A recent issue brief, published by the Commonwealth Fund, described Germany’s approach as an alternative to the current US model that imposes high cost-sharing on patients.

The high cost of prescription drugs for US patients has become a hot topic among policy and law makers, and the current administration has put forth a number of proposals to address ever-rising costs. Among the proposals is the administration’s plan to allow CMS to set prices for some drugs, including high-cost biologics, based on the prices paid in other nations.

Under the proposal, CMS would, beginning in 2020 and extending until 2025, use a reference pricing model that it calls the International Pricing Index (IPI) to align payment for selected Part B drugs with prices paid in other countries.

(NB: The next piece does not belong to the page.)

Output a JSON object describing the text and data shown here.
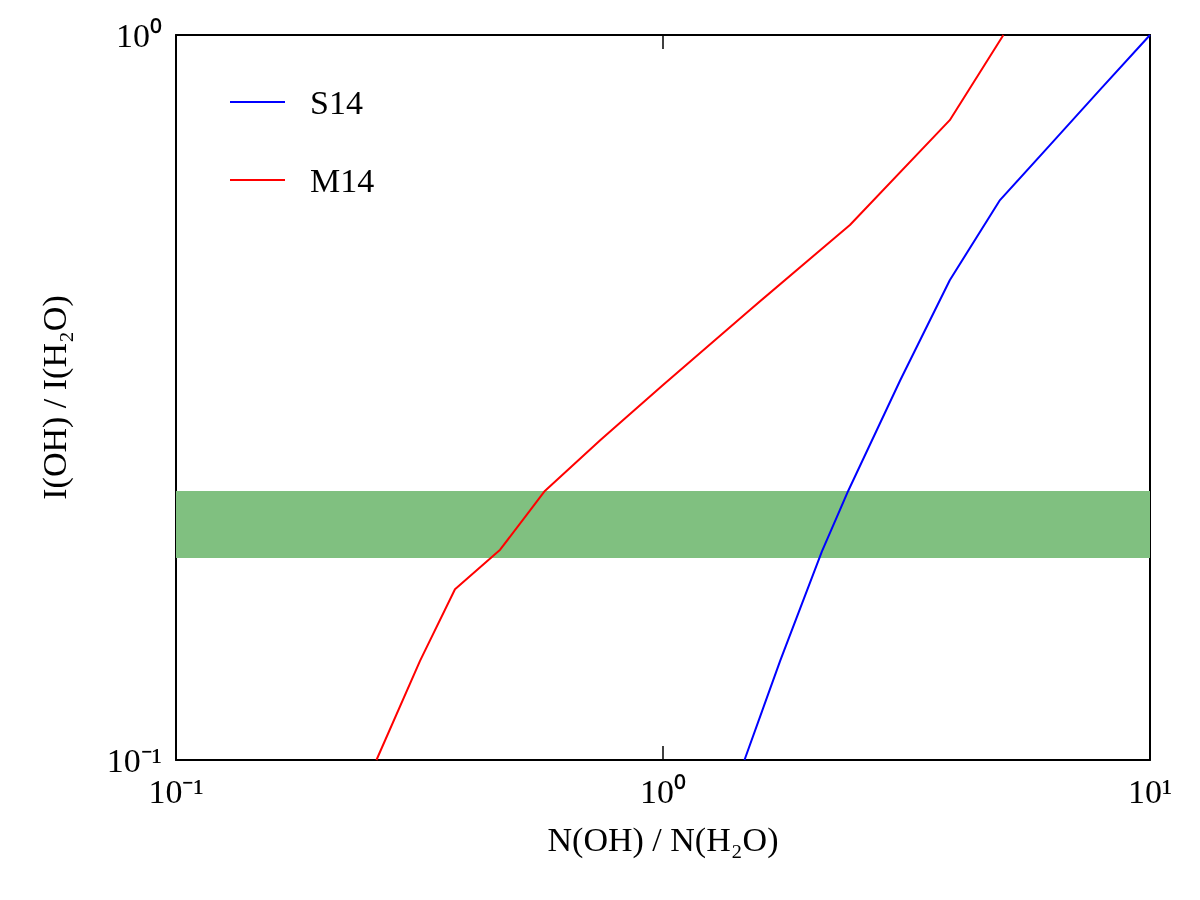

An HHS report released alongside the announcement of the IPI compared US prices with those paid elsewhere, including Germany, a country with a healthcare system similar to that of the United States. Like the United States and unlike many other European nations, Germany uses multiple nongovernmental insurers rather than a single government payer.

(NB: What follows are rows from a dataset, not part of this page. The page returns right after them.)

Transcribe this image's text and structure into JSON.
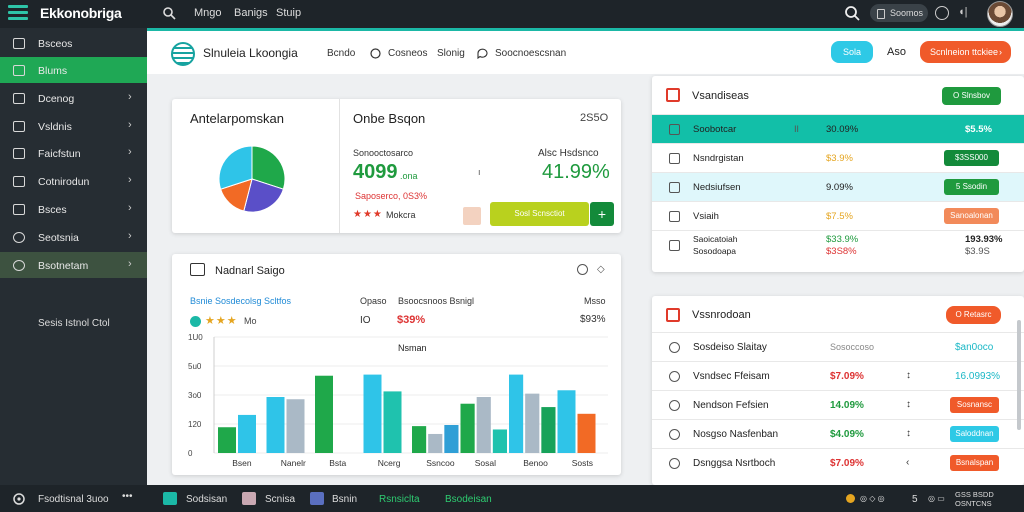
{
  "topbar": {
    "brand": "Ekkonobriga",
    "nav": [
      "Mngo",
      "Banigs",
      "Stuip"
    ],
    "pill": "Soomos"
  },
  "sidebar": {
    "items": [
      {
        "label": "Bsceos",
        "chev": false
      },
      {
        "label": "Blums",
        "chev": false
      },
      {
        "label": "Dcenog",
        "chev": true
      },
      {
        "label": "Vsldnis",
        "chev": true
      },
      {
        "label": "Faicfstun",
        "chev": true
      },
      {
        "label": "Cotnirodun",
        "chev": true
      },
      {
        "label": "Bsces",
        "chev": true
      },
      {
        "label": "Seotsnia",
        "chev": true
      },
      {
        "label": "Bsotnetam",
        "chev": true
      }
    ],
    "extra": "Sesis Istnol Ctol"
  },
  "bottombar": {
    "left": "Fsodtisnal 3uoo",
    "items": [
      "Sodsisan",
      "Scnisa",
      "Bsnin",
      "Rsnsiclta",
      "Bsodeisan"
    ],
    "right_num": "5",
    "right_label1": "GSS BSDD",
    "right_label2": "OSNTCNS"
  },
  "header": {
    "title": "Slnuleia Lkoongia",
    "links": [
      "Bcndo",
      "Cosneos",
      "Slonig",
      "Soocnoescsnan"
    ],
    "btn1": "Sola",
    "num": "Aso",
    "btn2": "Scnlneion ttckiee"
  },
  "cardA": {
    "title": "Antelarpomskan",
    "title2": "Onbe Bsqon",
    "num": "2S5O",
    "sub1": "Sonooctosarco",
    "big1": "4099",
    "big1_small": ".ona",
    "red": "Saposerco, 0S3%",
    "stars": "★★★",
    "stars_label": "Mokcra",
    "sub2": "Alsc Hsdsnco",
    "big2": "41.99%",
    "bar_label": "Sosl Scnsctiot"
  },
  "pie": {
    "slices": [
      {
        "value": 30,
        "color": "#1fa84a"
      },
      {
        "value": 24,
        "color": "#5a4fc8"
      },
      {
        "value": 16,
        "color": "#f26a25"
      },
      {
        "value": 30,
        "color": "#2fc4e8"
      }
    ]
  },
  "cardB": {
    "title": "Nadnarl Saigo",
    "sub": [
      "Bsnie Sosdecolsg Scltfos",
      "Opaso",
      "Bsoocsnoos Bsnigl",
      "Msso"
    ],
    "stars": "★★★",
    "star_label": "Mo",
    "io": "IO",
    "red": "$39%",
    "pct": "$93%"
  },
  "chart_data": {
    "type": "bar",
    "title": "Nsman",
    "yticks": [
      "1U0",
      "5u0",
      "3o0",
      "120",
      "0"
    ],
    "categories": [
      "Bsen",
      "Nanelr",
      "Bsta",
      "Ncerg",
      "Ssncoo",
      "Sosal",
      "Benoo",
      "Sosts"
    ],
    "ylim": [
      0,
      1
    ],
    "series": [
      {
        "color": "#1fa84a",
        "values": [
          0.23,
          0.0,
          0.69,
          0.0,
          0.24,
          0.44,
          0.0,
          0.0
        ]
      },
      {
        "color": "#2fc4e8",
        "values": [
          0.34,
          0.5,
          0.0,
          0.7,
          0.0,
          0.0,
          0.7,
          0.56
        ]
      },
      {
        "color": "#aab9c6",
        "values": [
          0.0,
          0.48,
          0.0,
          0.0,
          0.17,
          0.5,
          0.53,
          0.0
        ]
      },
      {
        "color": "#1fc2ae",
        "values": [
          0.0,
          0.0,
          0.0,
          0.55,
          0.0,
          0.21,
          0.0,
          0.0
        ]
      },
      {
        "color": "#2f9fd6",
        "values": [
          0.0,
          0.0,
          0.0,
          0.0,
          0.25,
          0.0,
          0.0,
          0.0
        ]
      },
      {
        "color": "#17a25a",
        "values": [
          0.0,
          0.0,
          0.0,
          0.0,
          0.0,
          0.0,
          0.41,
          0.0
        ]
      },
      {
        "color": "#f26a25",
        "values": [
          0.0,
          0.0,
          0.0,
          0.0,
          0.0,
          0.0,
          0.0,
          0.35
        ]
      }
    ]
  },
  "cardC": {
    "title": "Vsandiseas",
    "btn": "O Slnsbov",
    "rows": [
      {
        "label": "Soobotcar",
        "mid": "Il",
        "val": "30.09%",
        "val_color": "#222",
        "right": "$5.5%",
        "right_kind": "text",
        "right_color": "#fff",
        "bg": "#12bfa8"
      },
      {
        "label": "Nsndrgistan",
        "mid": "",
        "val": "$3.9%",
        "val_color": "#e5a520",
        "right": "$3SS000",
        "right_kind": "btn",
        "right_color": "#138a3a",
        "bg": "#ffffff"
      },
      {
        "label": "Nedsiufsen",
        "mid": "",
        "val": "9.09%",
        "val_color": "#222",
        "right": "5 Ssodin",
        "right_kind": "btn",
        "right_color": "#1f9a3e",
        "bg": "#dff7fb"
      },
      {
        "label": "Vsiaih",
        "mid": "",
        "val": "$7.5%",
        "val_color": "#e5a520",
        "right": "Sanoalonan",
        "right_kind": "btn",
        "right_color": "#f28a5a",
        "bg": "#ffffff"
      },
      {
        "label": "Saoicatoiah",
        "label2": "Sosodoapa",
        "mid": "",
        "val": "$33.9%",
        "val2": "$3S8%",
        "val_color": "#1f9a3e",
        "right": "193.93%",
        "right2": "$3.9S",
        "right_kind": "text",
        "right_color": "#222",
        "bg": "#ffffff"
      }
    ]
  },
  "cardD": {
    "title": "Vssnrodoan",
    "btn": "O Retasrc",
    "rows": [
      {
        "label": "Sosdeiso Slaitay",
        "val": "Sosoccoso",
        "val_color": "#888",
        "chev": "",
        "right": "$an0oco",
        "right_kind": "text",
        "right_color": "#1bb8c6"
      },
      {
        "label": "Vsndsec Ffeisam",
        "val": "$7.09%",
        "val_color": "#d33",
        "chev": "↕",
        "right": "16.0993%",
        "right_kind": "text",
        "right_color": "#1bb8c6"
      },
      {
        "label": "Nendson Fefsien",
        "val": "14.09%",
        "val_color": "#1f9a3e",
        "chev": "↕",
        "right": "Sosnansc",
        "right_kind": "btn",
        "right_color": "#f05a2a"
      },
      {
        "label": "Nosgso Nasfenban",
        "val": "$4.09%",
        "val_color": "#1f9a3e",
        "chev": "↕",
        "right": "Saloddnan",
        "right_kind": "btn",
        "right_color": "#2ec9e6"
      },
      {
        "label": "Dsnggsa Nsrtboch",
        "val": "$7.09%",
        "val_color": "#d33",
        "chev": "‹",
        "right": "Bsnalspan",
        "right_kind": "btn",
        "right_color": "#f05a2a"
      }
    ]
  }
}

As the United States further considers a move to a reference pricing model, it is worthwhile to consider how the German system operates and its system’s potential implications for the United States. A recent issue brief, published by the Commonwealth Fund, described Germany’s approach as an alternative to the current US model that imposes high cost-sharing on patients.

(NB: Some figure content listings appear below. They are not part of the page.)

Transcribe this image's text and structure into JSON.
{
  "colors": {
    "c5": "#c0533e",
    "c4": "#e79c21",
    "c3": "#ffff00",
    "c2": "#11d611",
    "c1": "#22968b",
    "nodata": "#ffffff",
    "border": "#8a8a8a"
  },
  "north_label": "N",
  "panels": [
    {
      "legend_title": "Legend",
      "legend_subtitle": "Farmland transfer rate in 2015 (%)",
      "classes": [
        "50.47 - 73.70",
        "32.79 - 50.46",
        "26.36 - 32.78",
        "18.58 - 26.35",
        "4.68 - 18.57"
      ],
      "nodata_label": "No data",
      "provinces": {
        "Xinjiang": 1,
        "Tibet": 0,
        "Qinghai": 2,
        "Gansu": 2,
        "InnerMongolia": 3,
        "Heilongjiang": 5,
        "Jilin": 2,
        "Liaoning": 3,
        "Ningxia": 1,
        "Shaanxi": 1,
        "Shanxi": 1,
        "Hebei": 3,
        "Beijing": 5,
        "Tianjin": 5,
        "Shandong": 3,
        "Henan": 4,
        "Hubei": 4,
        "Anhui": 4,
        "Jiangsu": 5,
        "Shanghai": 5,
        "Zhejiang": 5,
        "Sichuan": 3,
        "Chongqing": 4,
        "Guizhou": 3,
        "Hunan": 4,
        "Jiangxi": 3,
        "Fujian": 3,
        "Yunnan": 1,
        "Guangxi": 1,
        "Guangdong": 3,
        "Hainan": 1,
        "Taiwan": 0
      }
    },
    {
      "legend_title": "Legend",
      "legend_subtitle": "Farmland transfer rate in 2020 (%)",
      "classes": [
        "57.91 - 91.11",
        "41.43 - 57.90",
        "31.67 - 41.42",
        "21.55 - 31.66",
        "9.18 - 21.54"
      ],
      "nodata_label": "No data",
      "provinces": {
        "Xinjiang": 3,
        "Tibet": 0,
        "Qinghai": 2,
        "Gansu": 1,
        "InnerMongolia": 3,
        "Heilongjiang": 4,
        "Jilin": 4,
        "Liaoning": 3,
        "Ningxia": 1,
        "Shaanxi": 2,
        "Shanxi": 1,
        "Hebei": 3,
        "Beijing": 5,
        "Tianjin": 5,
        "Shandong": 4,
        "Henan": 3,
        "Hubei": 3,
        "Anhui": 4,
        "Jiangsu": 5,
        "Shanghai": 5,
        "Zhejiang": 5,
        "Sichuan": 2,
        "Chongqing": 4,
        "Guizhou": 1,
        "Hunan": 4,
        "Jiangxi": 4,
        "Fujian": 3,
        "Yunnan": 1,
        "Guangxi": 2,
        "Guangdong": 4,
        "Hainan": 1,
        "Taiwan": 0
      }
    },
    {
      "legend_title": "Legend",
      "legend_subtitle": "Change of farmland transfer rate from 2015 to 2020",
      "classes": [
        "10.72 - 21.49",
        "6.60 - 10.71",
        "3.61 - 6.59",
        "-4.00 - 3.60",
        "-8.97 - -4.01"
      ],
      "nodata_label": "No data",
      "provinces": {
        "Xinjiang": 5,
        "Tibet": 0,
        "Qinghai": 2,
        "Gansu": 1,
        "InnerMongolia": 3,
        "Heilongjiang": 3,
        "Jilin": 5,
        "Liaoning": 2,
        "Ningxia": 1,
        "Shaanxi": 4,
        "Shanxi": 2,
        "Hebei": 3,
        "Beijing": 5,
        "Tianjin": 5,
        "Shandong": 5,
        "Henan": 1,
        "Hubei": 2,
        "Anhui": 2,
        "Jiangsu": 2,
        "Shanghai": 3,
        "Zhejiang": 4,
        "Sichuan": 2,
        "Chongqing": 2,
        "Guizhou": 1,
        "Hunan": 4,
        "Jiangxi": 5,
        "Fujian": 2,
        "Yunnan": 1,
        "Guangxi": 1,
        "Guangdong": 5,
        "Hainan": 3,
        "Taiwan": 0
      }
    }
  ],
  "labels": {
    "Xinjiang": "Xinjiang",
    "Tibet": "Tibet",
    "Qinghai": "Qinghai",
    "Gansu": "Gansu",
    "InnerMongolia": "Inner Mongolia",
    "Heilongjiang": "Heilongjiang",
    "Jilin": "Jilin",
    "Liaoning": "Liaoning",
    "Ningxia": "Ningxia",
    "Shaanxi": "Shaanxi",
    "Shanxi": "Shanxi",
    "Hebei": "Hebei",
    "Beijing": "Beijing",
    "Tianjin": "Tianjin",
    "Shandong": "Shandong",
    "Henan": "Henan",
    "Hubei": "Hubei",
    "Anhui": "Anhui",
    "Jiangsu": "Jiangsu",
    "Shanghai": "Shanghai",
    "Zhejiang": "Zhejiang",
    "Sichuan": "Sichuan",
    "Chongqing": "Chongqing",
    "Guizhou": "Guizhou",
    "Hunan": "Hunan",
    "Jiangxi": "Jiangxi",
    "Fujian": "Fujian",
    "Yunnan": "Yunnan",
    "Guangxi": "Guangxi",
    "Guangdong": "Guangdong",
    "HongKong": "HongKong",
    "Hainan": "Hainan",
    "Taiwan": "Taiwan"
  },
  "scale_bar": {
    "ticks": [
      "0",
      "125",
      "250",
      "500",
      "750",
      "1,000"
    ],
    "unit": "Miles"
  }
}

In the German system, new drugs are centrally assessed by the Federal Joint Committee, which includes providers, insurers, and hospital organizations (patient groups have nonvoting positions on the board). If a new drug does not have alternatives available, no patient cost-sharing is applied by the committee.

If a drug has alternatives available, and if the committee does not believe that a drug offers incremental benefits over other available treatments, the drug is assigned to a therapeutic class subject to reference pricing. In the brief, the authors explain that, in a reference pricing model, a healthcare purchaser establishes the maximum amount it will contribute toward a drug’s price and often takes into consideration the minimum or median price of drugs in a therapeutic class.

If a patient is prescribed a drug that is cheaper than the reference limit, the patient is responsible for a small co-payment. If the cost is higher than the limit, the patient pays a co-payment plus the difference in the prices between the limit and the product.

Approximately 34% of drugs in Germany, and 80% of prescriptions, are subject to reference pricing, with patients paying the difference in cost and potentially paying additional co-payments that do not count toward their annual out-of-pocket limit, which is set at 1% of gross income for patients with chronic diseases and 2% for all others.

For drugs determined to provide incremental benefits, prices are negotiated collectively by an umbrella organization that comprises all health insurers (rather than by insurers individually, as in the US).

If negotiations between the insurer umbrella association and the drug manufacturer do not result in an agreement, the drug is referred to a 3-person arbitration panel that will render a final decision on price. If the drug maker does not agree with the arbitration’s outcome, it can withdraw its drug from the market.

The German model, write the brief’s authors, offers an alternative to the US system, where the burden of cost-sharing on patients is high, especially for those with complex medical conditions.

“US payers often impose modest copayments on low-cost drugs with many direct substitutes but onerous coinsurance on high-cost drugs with few substitutes,” write the authors, adding that “coinsurance does not point the patient toward the most cost-effective drug choices.”